Godwin's law


Godwin's law is an Internet adage asserting that "as an online discussion grows longer, the probability of a comparison involving Nazis or Hitler approaches 1". That is, if an online discussion goes on long enough, sooner or later someone will compare someone or something to Adolf Hitler or his deeds, the point at which effectively the discussion or thread often ends.
Promulgated by the American attorney and author Mike Godwin in 1990, Godwin's law originally referred specifically to Usenet newsgroup discussions. He stated that he introduced Godwin's law in 1990 as an experiment in memetics. It is now applied to any threaded online discussion, such as Internet forums, chat rooms, and comment threads, as well as to speeches, articles, and other rhetoric where reductio ad Hitlerum occurs.
In 2012, "Godwin's law" became an entry in the third edition of the Oxford English Dictionary.

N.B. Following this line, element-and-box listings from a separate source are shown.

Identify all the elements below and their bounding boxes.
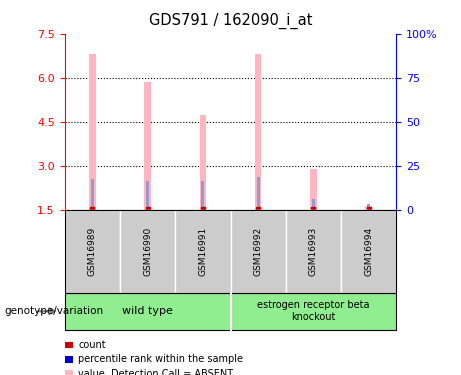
Text: estrogen receptor beta
knockout: estrogen receptor beta knockout: [257, 300, 370, 322]
Bar: [201, 181, 205, 210]
Bar: [367, 204, 371, 210]
Bar: [89, 54, 95, 210]
Text: percentile rank within the sample: percentile rank within the sample: [78, 354, 243, 364]
Bar: [144, 82, 151, 210]
Text: genotype/variation: genotype/variation: [5, 306, 104, 316]
Bar: [312, 199, 315, 210]
Text: GSM16991: GSM16991: [198, 226, 207, 276]
Text: GSM16989: GSM16989: [88, 226, 97, 276]
Text: count: count: [78, 340, 106, 350]
Bar: [200, 114, 206, 210]
Text: wild type: wild type: [122, 306, 173, 316]
Text: GSM16993: GSM16993: [309, 226, 318, 276]
Text: GDS791 / 162090_i_at: GDS791 / 162090_i_at: [149, 13, 312, 29]
Bar: [90, 179, 94, 210]
Bar: [255, 54, 261, 210]
Bar: [310, 169, 317, 210]
Bar: [146, 181, 149, 210]
Bar: [256, 177, 260, 210]
Text: GSM16994: GSM16994: [364, 226, 373, 276]
Bar: [366, 207, 372, 210]
Text: value, Detection Call = ABSENT: value, Detection Call = ABSENT: [78, 369, 233, 375]
Text: GSM16992: GSM16992: [254, 226, 263, 276]
Text: GSM16990: GSM16990: [143, 226, 152, 276]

Generalization, corollaries, usage

There are many corollaries to Godwin's law, some considered more canonical than others. For example, there is a tradition in many newsgroups and other Internet discussion forums that, when a Hitler comparison is made, the thread is finished and whoever made the comparison loses whatever debate is in progress. This principle is itself frequently referred to as Godwin's law.
Godwin's law itself can be abused as a distraction, diversion or even as censorship, fallaciously miscasting an opponent's argument as hyperbole when the comparisons made by the argument are actually appropriate.
Mike Godwin himself has also criticized the overapplication of Godwin's law, claiming it does not articulate a fallacy; it is instead framed as a memetic tool to reduce the incidence of inappropriate, hyperbolic comparisons. "Although deliberately framed as if it were a law of nature or of mathematics," Godwin wrote, "its purpose has always been rhetorical and pedagogical: I wanted folks who glibly compared someone else to Hitler to think a bit harder about the Holocaust."

Exceptions

In December 2015, Godwin commented on the Nazi and fascist comparisons being made by several articles about Republican presidential candidate Donald Trump, saying: "If you're thoughtful about it and show some real awareness of history, go ahead and refer to Hitler when you talk about Trump, or any other politician." In August 2017, Godwin made similar remarks on social networking websites Facebook and Twitter with respect to the two previous days' Unite the Right rally in Charlottesville, Virginia, endorsing and encouraging efforts to compare its alt-right organizers to Nazis.
In June, 2018, Godwin wrote an opinion piece in the Los Angeles Times which denied the need to update or amend the rule, and which rejects the idea that whoever invokes Godwin's Law has lost their argument, and which argues that appropriate application of the rule "should function less as a conversation ender and more as a conversation starter".
In October 2018, Godwin said on Twitter that it was acceptable to call Brazilian politician Jair Bolsonaro, who had won the first round and later the second round of the presidential election, a "Nazi".
In June 2019, after Chris Hayes invoked Godwin's Law in a discussion of whether it was appropriate to call the United States's refugee detention centers "concentration camps", Godwin explicitly stated his belief that the term "concentration camps" was appropriate.